La teoría política presupone la existencia de intereses y poderes contrapuestos en un mismo territorio que requieren ser gestionados para alcanzar cierto nivel de convivencia y orden. Si lo llevo al plano de la teoría narrativa, entiendo la política como la trama que explora el origen de la tensión entre el protagonista y su adversario: el deseo. No existe la política (como no existe el conflicto narrativo) en el paraíso de los deseos satisfechos. En otras palabras: hay historias y hay sistemas de gobierno porque los deseos de unos afectan los deseos de otros o porque estos y aquellos quieren lo mismo, aquí y ahora. En otras otras palabras: hay un peo que necesita ser resuelto. Mi casa (en lo sucesivo La República o El Cuento) es el territorio donde tres sujetos deseantes deben buscar la forma de convivir en paz bajo las reglas del amor filial.
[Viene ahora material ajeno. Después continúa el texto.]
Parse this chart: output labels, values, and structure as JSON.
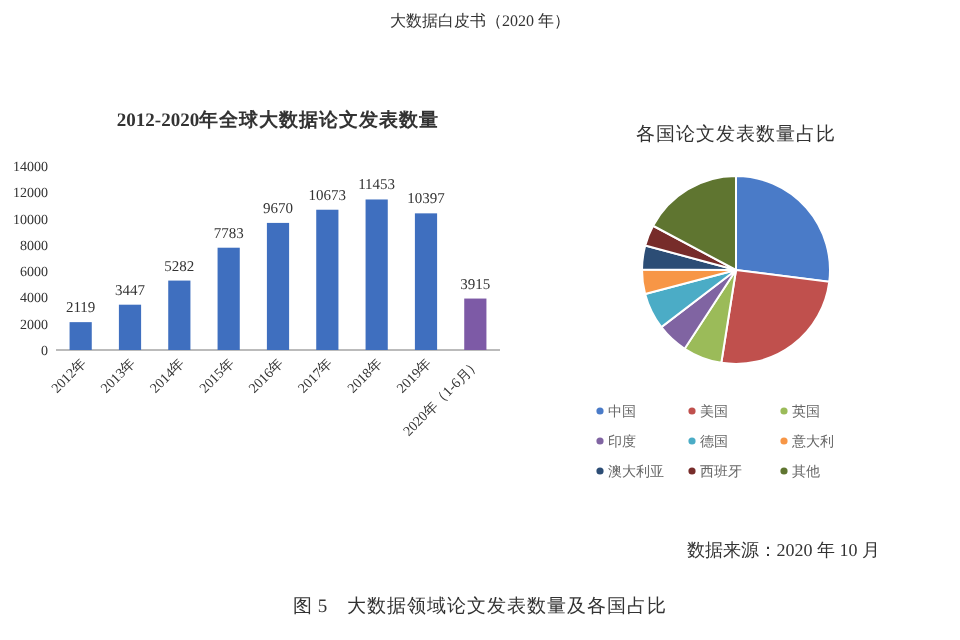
{
  "chart_data": [
    {
      "type": "bar",
      "title": "2012-2020年全球大数据论文发表数量",
      "categories": [
        "2012年",
        "2013年",
        "2014年",
        "2015年",
        "2016年",
        "2017年",
        "2018年",
        "2019年",
        "2020年（1-6月）"
      ],
      "values": [
        2119,
        3447,
        5282,
        7783,
        9670,
        10673,
        11453,
        10397,
        3915
      ],
      "colors": [
        "#3f6fbf",
        "#3f6fbf",
        "#3f6fbf",
        "#3f6fbf",
        "#3f6fbf",
        "#3f6fbf",
        "#3f6fbf",
        "#3f6fbf",
        "#7d5aa6"
      ],
      "ylim": [
        0,
        14000
      ],
      "yticks": [
        0,
        2000,
        4000,
        6000,
        8000,
        10000,
        12000,
        14000
      ],
      "data_labels": true,
      "annotations": [
        "大数据白皮书（2020 年）",
        "图 5　大数据领域论文发表数量及各国占比"
      ]
    },
    {
      "type": "pie",
      "title": "各国论文发表数量占比",
      "categories": [
        "中国",
        "美国",
        "英国",
        "印度",
        "德国",
        "意大利",
        "澳大利亚",
        "西班牙",
        "其他"
      ],
      "values": [
        27,
        25.5,
        6.7,
        5.4,
        6.3,
        4.2,
        4.1,
        3.6,
        17.2
      ],
      "colors": [
        "#4a7bc8",
        "#c0504d",
        "#9bbb59",
        "#8064a2",
        "#4bacc6",
        "#f79646",
        "#2c4d75",
        "#772c2a",
        "#5f7530"
      ],
      "legend": "bottom",
      "annotations": [
        "数据来源：2020 年 10 月"
      ]
    }
  ]
}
Yo soy hijo de la era de la paternidad severa, del totalitarismo occidental adultocéntrico (que es la forma elegante de decir padres coños de madre) y me tocó ser papá en la era de la crianza responsable, la lactancia prolongada y las masculinidades-otras. Crecí en un país hiperpolitizado, del género surreal-bananero, donde la democracia no era un asunto de libertades, deseos y voluntades divergentes, sino una rumba interminable donde unos mercenarios disfrazaban sus intenciones dictatoriales (y luego criminales) en el carnaval de lo «participativo y protagónico». Mis padres fueron padres en esa maraña cultural y política y la resistieron –o la replicaron– a su modo. Y yo pude hacer lo mío, pero me abstuve. La gran amenaza a los padres represivos de la época era la Ley Orgánica para la Protección del Niño, Niña y Adolescente, la LOPNA, un instrumento que permitía a los hijos denunciar los maltratos y llevar a sus padres a la justicia. No fui de esos. Fui un feliz oprimido. Un ciudadano-hijo obediente.
Anastasia nació en el año del estallido del Me Too, pasó sus primeros meses en una pandemia mundial y ya sabe tomar retratos con el iPhone y saltarse anuncios en YouTube. Y no sabe leer y no llega a cuatro años. Lo que vi aquella tarde en la tienda de ropa lo sigo viendo todos los días: jamás podría usar los mismos métodos que mis padres. Tengo que cambiar el sistema de gobierno si quiero que esta institución ancestral llamada «familia» funcione. Y qué ironía decir esto en la fase más despolitizada de mi vida como emigrado: me estoy enfrentando a un desafío de gobierno en mi pequeña polis.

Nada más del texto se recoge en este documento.